Listen up, hackers. This one’s for you.
Motorola’s Droid 3 is finally out and about in all of its tech spec glory, but one thing’s missing: an unlocked bootloader. That’s right, Motorola’s gone and done it again, locking Droid 3 owners in an Android cage, just like Atrix owners, Droid 2 owners, and the list goes on.
Luckily, an unlocked bootloader is on its way. “As we’ve communicated, we plan to enable the unlockable/relockable bootloader in future software releases, starting in late 2011, where channel and operator partners will allow it,” said a Motorola spokesperson to Wired. Motorola has basically made it clear that your warranty ends once you unlock the bootloader, as many “noobs” have this pesky habit of not following directions and bricking their phones. “If you brick your phone messing with it, we don’t want to have to fix it under warranty,” wrote a Motorola representative in a blog post.

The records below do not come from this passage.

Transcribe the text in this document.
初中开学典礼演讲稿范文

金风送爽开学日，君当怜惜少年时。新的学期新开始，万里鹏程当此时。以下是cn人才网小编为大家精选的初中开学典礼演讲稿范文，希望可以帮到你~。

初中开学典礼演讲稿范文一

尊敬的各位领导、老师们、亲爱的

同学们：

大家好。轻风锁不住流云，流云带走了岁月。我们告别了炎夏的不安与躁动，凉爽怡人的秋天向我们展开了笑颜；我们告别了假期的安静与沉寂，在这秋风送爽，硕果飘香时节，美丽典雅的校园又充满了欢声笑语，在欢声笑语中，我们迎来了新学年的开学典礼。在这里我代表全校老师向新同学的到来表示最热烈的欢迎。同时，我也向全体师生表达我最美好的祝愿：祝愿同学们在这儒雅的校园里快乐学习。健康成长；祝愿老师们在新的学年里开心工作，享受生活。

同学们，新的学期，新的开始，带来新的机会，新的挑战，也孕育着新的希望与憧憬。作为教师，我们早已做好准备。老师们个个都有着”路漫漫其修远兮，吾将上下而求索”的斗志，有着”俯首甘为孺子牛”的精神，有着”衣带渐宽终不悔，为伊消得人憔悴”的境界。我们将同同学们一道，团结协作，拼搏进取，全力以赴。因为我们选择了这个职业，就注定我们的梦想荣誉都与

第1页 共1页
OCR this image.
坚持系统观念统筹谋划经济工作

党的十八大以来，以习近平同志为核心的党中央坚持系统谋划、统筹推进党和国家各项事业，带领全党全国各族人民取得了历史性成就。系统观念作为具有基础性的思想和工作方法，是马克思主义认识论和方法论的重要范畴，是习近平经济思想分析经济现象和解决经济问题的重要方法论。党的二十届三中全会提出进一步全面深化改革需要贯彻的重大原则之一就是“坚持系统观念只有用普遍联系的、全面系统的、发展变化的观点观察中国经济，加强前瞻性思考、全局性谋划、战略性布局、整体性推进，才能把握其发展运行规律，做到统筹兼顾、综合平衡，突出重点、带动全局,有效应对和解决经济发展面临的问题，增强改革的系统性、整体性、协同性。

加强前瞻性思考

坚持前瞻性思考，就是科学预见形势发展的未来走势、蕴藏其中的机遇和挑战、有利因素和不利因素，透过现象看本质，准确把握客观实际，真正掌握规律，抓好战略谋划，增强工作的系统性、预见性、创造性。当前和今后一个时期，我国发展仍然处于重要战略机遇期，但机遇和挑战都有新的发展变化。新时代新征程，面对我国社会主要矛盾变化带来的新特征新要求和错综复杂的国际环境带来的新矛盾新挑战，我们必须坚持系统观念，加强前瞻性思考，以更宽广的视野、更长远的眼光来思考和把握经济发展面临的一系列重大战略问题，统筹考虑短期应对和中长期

Clearly, Motorola is walking a very tight rope with this bootloader policy. Competitors like Sony Ericsson have begun to nurture relationships with their respective modding community, offering tutorial videos on how to unlock the phone. Meanwhile, Motorola is adding things like eFuse, an anti-tampering countermeasure system dedicated to bricking your phone should you choose mod beyond stock software, to phones like the Droid X.
In short, customers have about had it. One, in particular, started a web page dedicated to ending the bootloader policy at Motorola, asking fellow devs to sign a petition. As of right now, over 10,000 people have signed. While many just leave a name in protest, some Moto customers have actually taken the time to write out their plea.
These are a few we found particularly poignant:
“Please Motorola, we love the phone, but let us use this new technology to it’s fullest potential. We are your beta testers right now in this new world of smart-phones! But we pay a premium price for something that is experimental, and open to development, and we create things with the tools you give us today for a better set of tools for you to sell again tomorrow. And perhaps encrypting the bootloader by default is a good idea for your mass market, but I think you should give us the option of decryption, because well, being open is what Android is all about. That’s why I bought my first Android (the Atrix), and I must say that at this point I wish I researched this common complaint first, as I would have bought something else that was truly an “Android.” So, in all fairness I think you should either give us the option to use and develop our devices as we need to, or at least give us a refund and in the future, use a disclaimer in your advertising.”
“My money means that this is MY phone. Supposedly, the locked bootloader is intended to protect the enduser from breaking the phone; however, the general public that they are claiming to protect will likely be unaffected by Motorola’s decision. Give the people that want to take time to modify their phones that opportunity. If I wanted to be stuck in a walled garden, then I wouldn’t have bought a supposedly “open” OS with Android.”